Kıssaları Doğru Anlamada Nüzul Ortamı Bilgisinin Önemi
Kıssaları doğru anlamanın sahih mücadele metodolojisi için olmazsa olmaz şartlardan olarak niteleyen Duman, bunun için de diğer birçok faktörün yanında nüzul ortamı ve bu ortamı yaşayan ilk muhatapların tarih bilgisinin kaynaklarına inmenin hayati önem taşıdığını söyledi. Duman, ilk sürelerden olan Kalem'de Yunus peygamberin sıfatı olarak geçen Sahibu'l-Hût terkibinin bu anlamda önemini irdeledi.
Diğer bir gereklilik olarak Tevrat bilgisi üzerinde duran Duman, kıssalara yaklaşımda Kur'an'ın tashih edici rolü bulunduğunu, daha etraflı bir bilgi için ise Tevrat'a müracaat etmenin kaçınılmaz olduğunu vurguladı.
Seçtiğimiz Yol, Metodumuz Hangi Kıssaya Tekabül Ediyor?
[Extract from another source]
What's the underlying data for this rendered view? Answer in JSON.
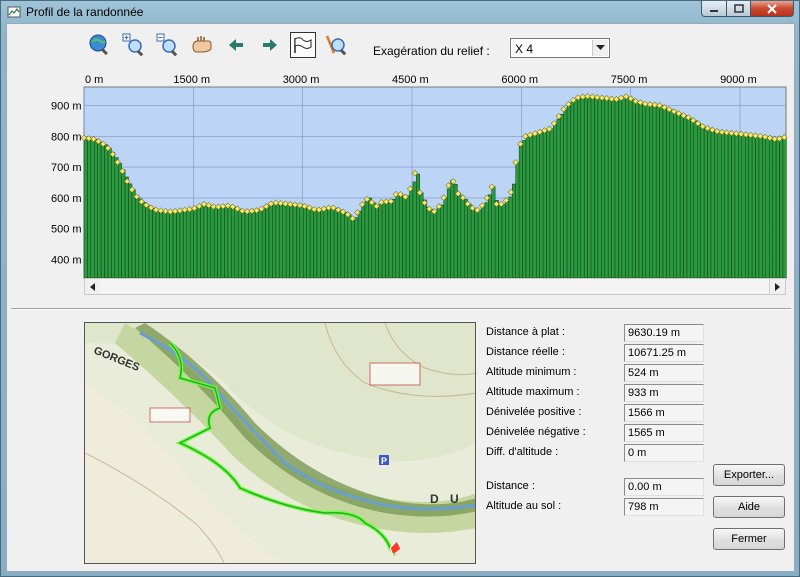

Son olarak gerek ferdi ve gerekse de yapısal planda Kur'an kıssaları ışığında durum muhasebesi yapmanın önemine değinen Duman, bu meyanda Yunus ile Nuh kıssalarını karşılaştırarak herkesin bu kıssaları kendisine ayna tutması ve durumunu buna göre kritik etmesi gerektiğini söyledi. Bu meyanda Türkiye Müslümanlarının tutumları üzerinden örnekler vererek genel değerlendirmelerde bulunan Duman, konuşmasını metodolojinin önemli kaynaklarından olan Kur'an kıssalarından gereğince istifade edebilmek için öncelikle kıssaları doğru kavramak gerektiği vurgusuyla noktaladı.
Panel, dinleyicilerin soru ve katkılarının konuşmacılarca cevaplanmasına müteakip sona erdi.